La caverna era aperta; vi entrarono con l'ansia di chi teme una triste sorpresa, ma l'ansia era amore. Era vuota. Il Corpo del Signore non v'era. Fu un attimo d'angoscia indicibile. L'avevano tolto? L'avevano rubato? L'avevano profanato? La loro fede era ancora nelle tenebre, non pensarono a quello che era avvenuto; furono costernate, immobili con gli occhi che avrebbero voluto lacrimare, ma avevano chiuso le fonti del pianto, perché la gioia saliva già invisibile dalla stessa caverna, come profumo d'amore.
Ecco, un fulgore le abbacinò, due personaggi come soli fulgenti si avvicinarono; erano come uomini, ma gli abiti avevano lo sfolgorio del cielo a meriggio. Abbassarono gli occhi impaurite..., tremarono... chi erano essi? E mentre pensavano, uno di essi parlò con voce potente e soave: Perché cercate tra i morti il vivente? Non è qui, è risorto; ricordatevi come vi parlò mentre era ancora in Galilea, dicendo: È necessario che il Figlio dell 'uomo sia dato in mano di uomini peccatori, e sia crocifisso e il terzo giorno risorga. A queste parole si risvegliarono come da un sonno profondo, ricordarono che Gesù così aveva parlato, e si stupirono di non averlo ricordato prima. Ma nell'irrompere della tremenda tempesta della Passione esse s'erano sconcertate, guardando come positiva realtà solo quello che avveniva; la speranza era tramontata dal loro cuore. Ora invece riviveva e si mutava in certezza, ma aveva ancora delle ombre, e perciò esse, come dice san Marco, (16,8) prese dallo spavento di trovarsi di fronte ad una manifestazione sepolcrale ed innanzi ad ombre funeree, benché la luce le avesse abbagliate, cominciarono a fuggire, fuggire, impaurite, e sollecite quasi di trovare nuovamente la terra dei viventi.
E profondamente psicologico: la visione soprannaturale le aveva poste di fronte alla certezza; ma, appena allontanatesi dalla tomba, subentrò in loro il pensiero che quella era una tomba; riaffiorò il terrore del mistero inesorabile della morte; sospettarono che fossero state spettatrici di uno dei tanti paurosi eventi sepolcrali, e fuggirono impaurite, senz'avere in quel momento il coraggio di parlarne ad alcuno.

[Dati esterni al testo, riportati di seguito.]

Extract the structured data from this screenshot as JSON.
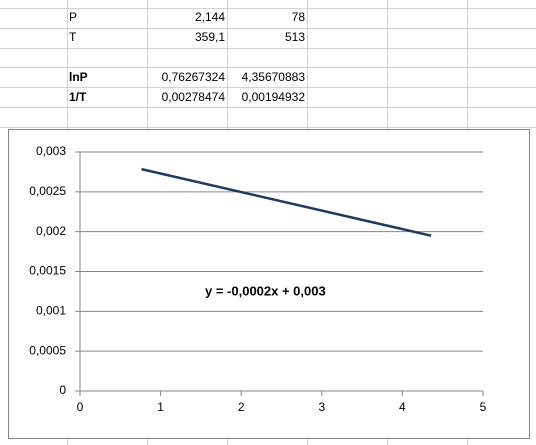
{
  "sheet": {
    "group1": [
      [
        "P",
        "2,144",
        "78"
      ],
      [
        "T",
        "359,1",
        "513"
      ]
    ],
    "group2": [
      [
        "lnP",
        "0,76267324",
        "4,35670883"
      ],
      [
        "1/T",
        "0,00278474",
        "0,00194932"
      ]
    ]
  },
  "chart_data": {
    "type": "line",
    "x": [
      0.76267324,
      4.35670883
    ],
    "values": [
      0.00278474,
      0.00194932
    ],
    "color": "#1f3864",
    "annotation": "y = -0,0002x + 0,003",
    "xlim": [
      0,
      5
    ],
    "xticks": [
      0,
      1,
      2,
      3,
      4,
      5
    ],
    "ylim": [
      0,
      0.003
    ],
    "yticks": [
      {
        "value": 0,
        "label": "0"
      },
      {
        "value": 0.0005,
        "label": "0,0005"
      },
      {
        "value": 0.001,
        "label": "0,001"
      },
      {
        "value": 0.0015,
        "label": "0,0015"
      },
      {
        "value": 0.002,
        "label": "0,002"
      },
      {
        "value": 0.0025,
        "label": "0,0025"
      },
      {
        "value": 0.003,
        "label": "0,003"
      }
    ],
    "grid": true
  }
}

Allontanatesi, però, dalla zona sepolcrale e sparito quell'incubo naturale di spavento dovuto al consueto terrore che si ha delle tombe, rivisse in loro la gioia, si dileguò l'ombra dal loro spirito e, recatesi dagli undici apostoli e da quelli che erano con loro congregati, raccontarono ciò che avevano visto ed ascoltato.
Il Sacro Testo nota che le donne che annunziarono queste cose agli apostoli furono Maria Maddalena, Giovanna, Maria di Giacomo, e le altre che stavano con loro. Le donne erano state più fedeli a Gesù, ed esse per prime ebbero la gioia di conoscerne la risurrezione.

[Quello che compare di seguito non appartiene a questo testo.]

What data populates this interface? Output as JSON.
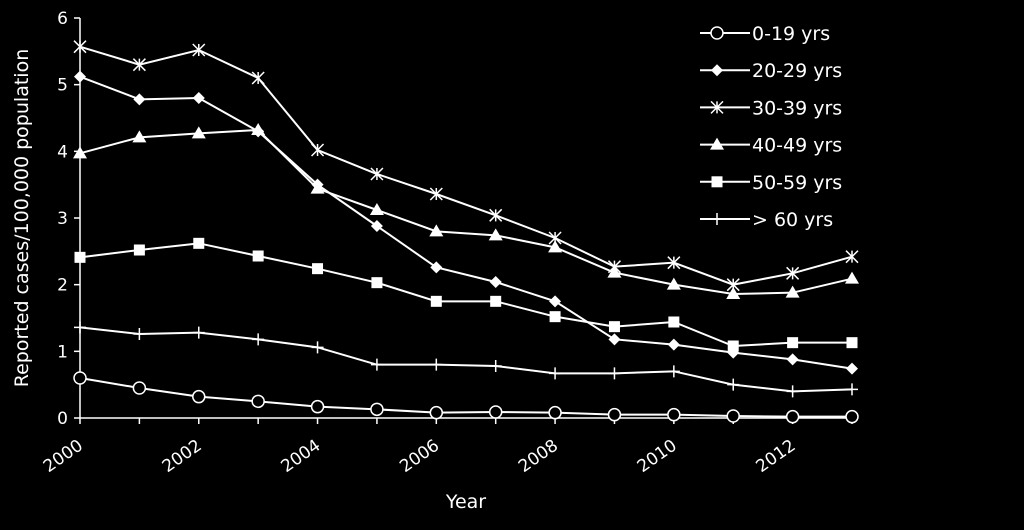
{
  "chart_data": {
    "type": "line",
    "title": "",
    "xlabel": "Year",
    "ylabel": "Reported cases/100,000 population",
    "xlim": [
      2000,
      2013
    ],
    "ylim": [
      0,
      6
    ],
    "x_ticks": [
      "2000",
      "2002",
      "2004",
      "2006",
      "2008",
      "2010",
      "2012"
    ],
    "y_ticks": [
      "0",
      "1",
      "2",
      "3",
      "4",
      "5",
      "6"
    ],
    "grid": false,
    "legend_position": "top-right",
    "background": "#000000",
    "foreground": "#ffffff",
    "x": [
      2000,
      2001,
      2002,
      2003,
      2004,
      2005,
      2006,
      2007,
      2008,
      2009,
      2010,
      2011,
      2012,
      2013
    ],
    "series": [
      {
        "name": "0-19 yrs",
        "marker": "open-circle",
        "values": [
          0.6,
          0.45,
          0.32,
          0.25,
          0.17,
          0.13,
          0.08,
          0.09,
          0.08,
          0.05,
          0.05,
          0.03,
          0.02,
          0.02
        ]
      },
      {
        "name": "20-29 yrs",
        "marker": "diamond",
        "values": [
          5.12,
          4.78,
          4.8,
          4.3,
          3.5,
          2.88,
          2.26,
          2.04,
          1.75,
          1.18,
          1.1,
          0.98,
          0.88,
          0.74
        ]
      },
      {
        "name": "30-39 yrs",
        "marker": "asterisk",
        "values": [
          5.57,
          5.3,
          5.52,
          5.1,
          4.02,
          3.66,
          3.36,
          3.04,
          2.7,
          2.27,
          2.33,
          2.0,
          2.17,
          2.42
        ]
      },
      {
        "name": "40-49 yrs",
        "marker": "triangle",
        "values": [
          3.97,
          4.21,
          4.27,
          4.32,
          3.44,
          3.12,
          2.8,
          2.74,
          2.56,
          2.18,
          2.0,
          1.86,
          1.88,
          2.09
        ]
      },
      {
        "name": "50-59 yrs",
        "marker": "square",
        "values": [
          2.41,
          2.52,
          2.62,
          2.43,
          2.24,
          2.03,
          1.75,
          1.75,
          1.52,
          1.37,
          1.44,
          1.08,
          1.13,
          1.13
        ]
      },
      {
        "name": "> 60 yrs",
        "marker": "plus",
        "values": [
          1.36,
          1.26,
          1.28,
          1.18,
          1.06,
          0.8,
          0.8,
          0.78,
          0.67,
          0.67,
          0.7,
          0.5,
          0.4,
          0.43
        ]
      }
    ]
  }
}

Dio derise l'umana saggezza e l'umana prudenza, che avrebbe creduto più efficace che la grande novella fosse stata comunicata ad uomini rappresentativi.
Scelse le donne come prime testimoni del grandissimo evento, perché esse erano state le più fedeli; alla loro testimonianza del resto non si poteva opporre nulla, perché la donna nei fatti veramente soprannaturali, lungi dall'essere credulona o superficiale, è accurata e profonda osservatrice e critica. Per l'intuito pratico che ha, vede subito il lato debole di un fatto e stenta a credere ciò che è veramente soprannaturale, perché lo vede con la luce naturale del suo intuito, e non sa intenderne la profonda verità a prima vista.

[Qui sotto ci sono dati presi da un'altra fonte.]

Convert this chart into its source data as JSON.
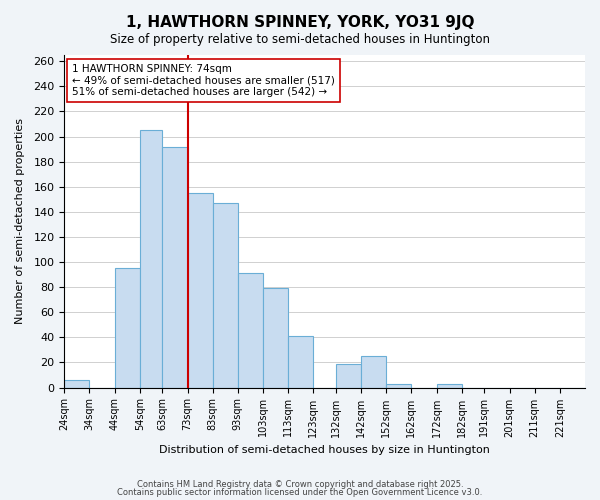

E una calunnia incosciente il credere la donna un essere inferiore, soprattutto nell'intelligenza e nella volontà. Questo può dirlo solo chi la considera come una pupattola o la conosce poco nell'anima.
La donna ha un'intelligenza tagliente ed una volontà tenacissima, e certo non senza una profonda ragione Dio la scelse come prima testimone della risurrezione di Gesù, fondamentale argomento della nostra fede.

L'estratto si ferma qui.